This is based on recently released data from the World Bank.
In analysing the figures, the Pew Research Center, a non-partisan American think tank, reported that globally, migrants sent an estimated US$574 billion to their home countries in 2016, a 1.4 per cent drop from 2015.
But, in Latin America and the Caribbean – together making up a region where many people say economic conditions are bad – remittances rose to US$74.3 billion, a 7.4 per cent increase from the previous year (US$69.2 billion), said the Pew Research Center.
It said Europe was the only other region in the world to see an increase, “and it was a much smaller one (up 0.9 per cent).”
Remittances are funds or other assets sent by migrants via formal channels, such as banks.
The think tank said the total amount of money transferred is likely significantly larger than what is reported, “because these estimates do not include the transfer of other assets, such as gifts, or informal monetary transfers.”

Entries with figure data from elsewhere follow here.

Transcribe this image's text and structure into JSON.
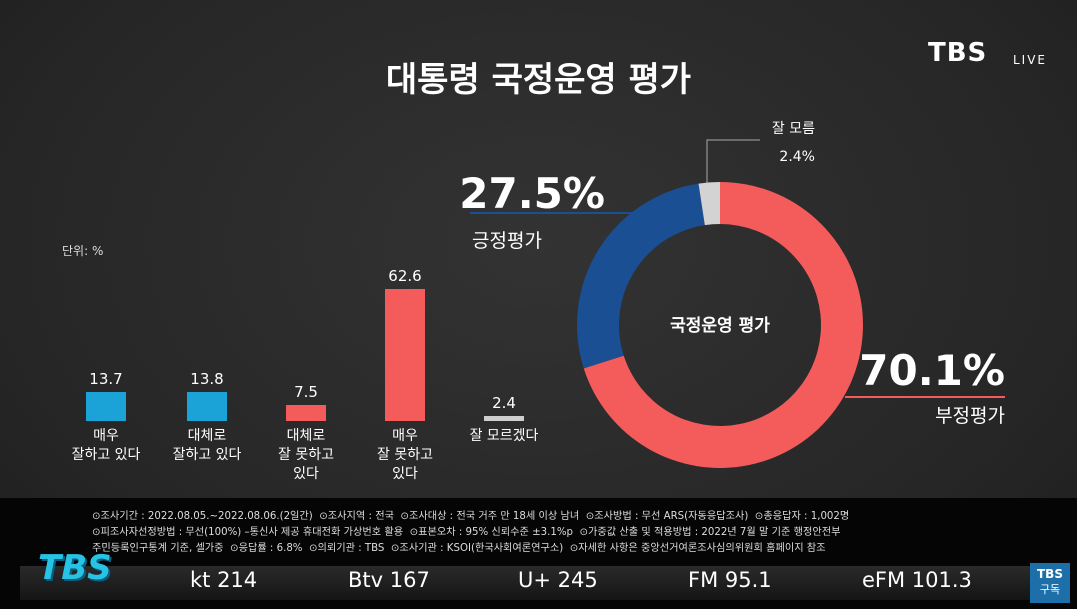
{
  "title": "대통령 국정운영 평가",
  "brand": {
    "logo": "TBS",
    "live": "LIVE"
  },
  "chart_data": [
    {
      "type": "bar",
      "unit_label": "단위: %",
      "categories": [
        "매우\n잘하고 있다",
        "대체로\n잘하고 있다",
        "대체로\n잘 못하고\n있다",
        "매우\n잘 못하고\n있다",
        "잘 모르겠다"
      ],
      "values": [
        13.7,
        13.8,
        7.5,
        62.6,
        2.4
      ],
      "colors": [
        "#1ba3d8",
        "#1ba3d8",
        "#f45b5b",
        "#f45b5b",
        "#cfcfcf"
      ]
    },
    {
      "type": "pie",
      "center_label": "국정운영 평가",
      "categories": [
        "부정평가",
        "긍정평가",
        "잘 모름"
      ],
      "values": [
        70.1,
        27.5,
        2.4
      ],
      "value_labels": [
        "70.1%",
        "27.5%",
        "2.4%"
      ],
      "colors": [
        "#f45b5b",
        "#1b4f94",
        "#d3d3d3"
      ]
    }
  ],
  "footnotes": [
    "⊙조사기간 : 2022.08.05.~2022.08.06.(2일간)  ⊙조사지역 : 전국  ⊙조사대상 : 전국 거주 만 18세 이상 남녀  ⊙조사방법 : 무선 ARS(자동응답조사)  ⊙총응답자 : 1,002명",
    "⊙피조사자선정방법 : 무선(100%) –통신사 제공 휴대전화 가상번호 활용  ⊙표본오차 : 95% 신뢰수준 ±3.1%p  ⊙가중값 산출 및 적용방법 : 2022년 7월 말 기준 행정안전부",
    "주민등록인구통계 기준, 셀가중  ⊙응답률 : 6.8%  ⊙의뢰기관 : TBS  ⊙조사기관 : KSOI(한국사회여론연구소)  ⊙자세한 사항은 중앙선거여론조사심의위원회 홈페이지 참조"
  ],
  "channels": [
    "kt 214",
    "Btv 167",
    "U+ 245",
    "FM 95.1",
    "eFM 101.3"
  ],
  "subscribe": {
    "logo": "TBS",
    "label": "구독"
  }
}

The World Bank reports only remittances sent via formal channels, the Pew Research Center said.
It said the increase in remittances to the region is primarily due to general improved labour market conditions in the US, which has helped boost migrants’ capacity to send money home.
This improvement was especially evident in sectors such as information, construction and manufacturing, industries in which many Latin American immigrants work.
Among Latin American and Caribbean countries, Mexico has long received the highest amount of remittances, the centre said.
In 2016, it said US$28.6 billion in remittances flowed to Mexico (up 9.3 per cent from the previous year) – a total that accounted for over a third of remittances to all of Latin America and the Caribbean.
After Mexico, Guatemala (US$7.5 billion), the Dominican Republic (US$5.5 billion) and Colombia (US$4.9 billion) received the highest amounts of remittances in the Latin America and Caribbean region in 2016, the Pew Research Center said.
As a share of total economic output (measured in gross domestic product), remittances were equivalent to 29.4 per cent of Haiti’s 2016 gross domestic product (GDP); while for the Caribbean as a whole, remittances were equal to 8 per cent of GDP – a far higher share than for Central and South America (3.6 per cent and 0.5 per cent, respectively), the Pew Research Center said.
Despite the recent overall decline in remittances, it said the amount sent by migrants globally to their home countries in 2016 remains more than double that of 2005, when US$280 billion in remittances were sent.
Global remittances are expected to increase in coming years, because of anticipated growth in the US and European economies (where nearly half of the world’s migrants live), and the appreciation of major currencies like the Russian ruble.